We were grief-stricken with Basil's demise and vowed to be cat-free at the shop because of the street hazards, but several months later, Maggie, the local antique shop owner approached us with the tale of a sweet-tempered Siamese mix who had been dumped off at the local toilet tissue factory. We were hesitant, but Maggie was persuasively persistent, so we went to take a look at this fat, furry boy cat with lots of extra toes. Maggie theorized that his extra toes made him the unwanted result of a breeder trying to make a Snowshoe Siamese cat, one with white paws on a cat with traditional Siamese markings.
We were hooked on his striking looks and sweet disposition and so Bookstore Cat number two entered our lives. Our Harry Potter-obsessed kids named him Hagrid and he was in residence at Old Saratoga Books for almost two years, until his normally sweet demeanor started to erode. I found him stalking young kids at the shop and swiping at them even when they weren't bothering him, so we had to find him a new home. Luckily, we were able to place him with some bookseller colleagues in Vermont where he is now completely in charge of the (childless) household, sleeping on the parental bed at night and keeping a large dog in line.
Once again, Dan and I agreed to keep the shop feline-free for the future. The extra hair and maintenance, the alienation of cat-allergic customers and the desire to keep as much cat poop out of our lives as possible all led to this firm resolve. And once again, the Fates intervened because we are such suckers for strays.
Sam, our grey and white tom cat, was a midnight drop-off at the neighbor's horse barn, and at the time, was an extremely skinny boy with a plaintive voice, whom the reigning barn cats battered and bruised every time he neared the communal food dish. My kids pleaded with us to install him at the shop and we were not too hard to break down. After getting him cleaned up and neutered, Sam ballooned into the fine, fat specimen that he is. It takes strength to hold him in his favorite poses (on his back like an infant or astride the nape of your neck, draped like a Forties fur piece.) He's been the greeter at the shop now for six years and is generally a lovable and charismatic addition. We have trained him to fear the sound of my jiggling car keys when he gets too near the screen door (a water pistol did the trick) so we don't have to worry about cars, and he is given the run of all three floors of our shop with various cat doors. Many a customer has been surprised in our restroom by Sam's face plowing through the cat flap.

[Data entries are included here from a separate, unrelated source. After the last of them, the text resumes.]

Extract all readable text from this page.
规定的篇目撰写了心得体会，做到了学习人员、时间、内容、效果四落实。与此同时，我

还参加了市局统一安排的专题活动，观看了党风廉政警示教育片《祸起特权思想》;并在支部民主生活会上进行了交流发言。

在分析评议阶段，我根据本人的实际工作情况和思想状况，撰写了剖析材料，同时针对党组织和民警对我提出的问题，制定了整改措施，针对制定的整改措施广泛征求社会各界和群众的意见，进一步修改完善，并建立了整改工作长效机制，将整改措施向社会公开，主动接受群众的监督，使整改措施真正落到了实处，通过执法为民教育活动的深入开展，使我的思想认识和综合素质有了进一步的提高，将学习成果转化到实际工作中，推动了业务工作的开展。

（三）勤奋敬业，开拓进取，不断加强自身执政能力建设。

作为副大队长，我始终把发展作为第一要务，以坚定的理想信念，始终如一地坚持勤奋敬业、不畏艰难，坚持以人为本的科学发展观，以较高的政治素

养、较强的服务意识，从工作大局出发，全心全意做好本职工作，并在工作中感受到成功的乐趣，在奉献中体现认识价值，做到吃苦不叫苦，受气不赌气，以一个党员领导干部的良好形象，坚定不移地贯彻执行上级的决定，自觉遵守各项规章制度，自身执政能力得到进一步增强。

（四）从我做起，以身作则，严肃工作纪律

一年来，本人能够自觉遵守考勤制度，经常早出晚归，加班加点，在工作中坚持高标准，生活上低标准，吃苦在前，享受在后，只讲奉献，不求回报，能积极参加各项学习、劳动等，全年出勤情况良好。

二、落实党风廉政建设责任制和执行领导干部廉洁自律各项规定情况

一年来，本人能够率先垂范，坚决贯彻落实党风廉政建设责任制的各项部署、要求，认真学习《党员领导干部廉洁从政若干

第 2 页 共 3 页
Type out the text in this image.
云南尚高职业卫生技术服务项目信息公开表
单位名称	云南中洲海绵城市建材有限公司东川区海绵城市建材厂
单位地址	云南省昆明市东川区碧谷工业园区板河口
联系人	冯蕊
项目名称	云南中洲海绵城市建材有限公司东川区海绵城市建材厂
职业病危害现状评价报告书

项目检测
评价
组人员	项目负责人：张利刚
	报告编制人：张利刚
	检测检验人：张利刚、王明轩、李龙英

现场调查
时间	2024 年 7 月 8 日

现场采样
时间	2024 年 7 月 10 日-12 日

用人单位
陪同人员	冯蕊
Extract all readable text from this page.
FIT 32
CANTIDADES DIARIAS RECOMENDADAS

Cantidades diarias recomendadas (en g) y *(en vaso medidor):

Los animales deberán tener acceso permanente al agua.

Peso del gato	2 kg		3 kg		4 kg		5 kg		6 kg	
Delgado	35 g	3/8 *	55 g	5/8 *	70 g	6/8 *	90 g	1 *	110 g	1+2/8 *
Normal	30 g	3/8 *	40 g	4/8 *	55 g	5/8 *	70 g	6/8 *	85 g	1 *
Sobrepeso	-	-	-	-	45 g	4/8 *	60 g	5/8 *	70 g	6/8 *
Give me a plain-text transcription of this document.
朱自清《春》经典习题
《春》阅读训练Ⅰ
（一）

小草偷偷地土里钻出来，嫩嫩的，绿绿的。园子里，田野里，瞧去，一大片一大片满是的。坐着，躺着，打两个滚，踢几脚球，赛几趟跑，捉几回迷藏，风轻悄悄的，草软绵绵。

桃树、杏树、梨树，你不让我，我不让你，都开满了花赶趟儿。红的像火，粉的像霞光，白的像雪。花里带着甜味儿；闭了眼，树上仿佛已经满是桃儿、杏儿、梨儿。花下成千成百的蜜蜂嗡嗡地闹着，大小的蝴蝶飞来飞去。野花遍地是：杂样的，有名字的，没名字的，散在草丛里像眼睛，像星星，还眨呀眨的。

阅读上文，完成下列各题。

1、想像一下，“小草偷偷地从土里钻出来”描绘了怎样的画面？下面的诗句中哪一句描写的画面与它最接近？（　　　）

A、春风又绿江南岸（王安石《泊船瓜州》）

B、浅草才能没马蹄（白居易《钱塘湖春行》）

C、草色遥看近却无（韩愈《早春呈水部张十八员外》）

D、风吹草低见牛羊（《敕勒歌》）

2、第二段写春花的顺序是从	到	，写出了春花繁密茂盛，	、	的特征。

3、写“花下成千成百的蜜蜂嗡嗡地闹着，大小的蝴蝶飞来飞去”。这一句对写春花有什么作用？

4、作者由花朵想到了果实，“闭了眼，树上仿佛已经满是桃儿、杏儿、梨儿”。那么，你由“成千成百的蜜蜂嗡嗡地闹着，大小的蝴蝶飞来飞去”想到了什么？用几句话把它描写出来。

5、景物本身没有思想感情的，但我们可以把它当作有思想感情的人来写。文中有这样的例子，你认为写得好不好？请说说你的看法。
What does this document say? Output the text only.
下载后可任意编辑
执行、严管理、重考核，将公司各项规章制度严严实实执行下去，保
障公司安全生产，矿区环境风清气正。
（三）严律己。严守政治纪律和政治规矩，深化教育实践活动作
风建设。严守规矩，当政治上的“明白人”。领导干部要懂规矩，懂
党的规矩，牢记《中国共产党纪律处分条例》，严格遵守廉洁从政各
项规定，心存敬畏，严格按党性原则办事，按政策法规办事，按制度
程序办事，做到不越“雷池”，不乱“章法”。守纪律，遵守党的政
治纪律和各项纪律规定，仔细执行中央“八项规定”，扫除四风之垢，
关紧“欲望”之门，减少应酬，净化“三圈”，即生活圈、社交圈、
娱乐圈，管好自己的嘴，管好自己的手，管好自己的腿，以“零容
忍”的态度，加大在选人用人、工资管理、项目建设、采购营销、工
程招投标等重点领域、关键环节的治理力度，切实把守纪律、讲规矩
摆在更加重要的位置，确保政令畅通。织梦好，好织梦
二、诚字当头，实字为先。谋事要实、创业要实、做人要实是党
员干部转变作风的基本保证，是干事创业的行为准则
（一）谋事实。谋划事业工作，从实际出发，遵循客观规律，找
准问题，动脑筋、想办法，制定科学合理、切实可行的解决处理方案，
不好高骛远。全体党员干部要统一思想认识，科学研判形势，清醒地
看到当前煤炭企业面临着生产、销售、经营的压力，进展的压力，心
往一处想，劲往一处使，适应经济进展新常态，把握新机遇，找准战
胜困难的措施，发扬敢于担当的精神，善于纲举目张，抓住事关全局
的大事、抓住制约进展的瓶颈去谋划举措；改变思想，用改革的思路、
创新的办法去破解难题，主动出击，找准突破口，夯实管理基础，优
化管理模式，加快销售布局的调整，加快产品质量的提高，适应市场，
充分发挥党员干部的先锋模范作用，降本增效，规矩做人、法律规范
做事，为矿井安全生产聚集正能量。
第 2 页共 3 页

Two summers ago, we were greeted at dusk by another feline drop-off: a nursing mother cat and four young kittens. These black, long-hairs were so cute and almost wormed their way into our hearts, but this time Dan and I held firm, and despite the six weeks we kept them in an outside shed and got them cleaned up at our friendly vet's office, we found good homes for all five beasties by bringing them into the bookstore and walking around with these balls of fluff in our arms.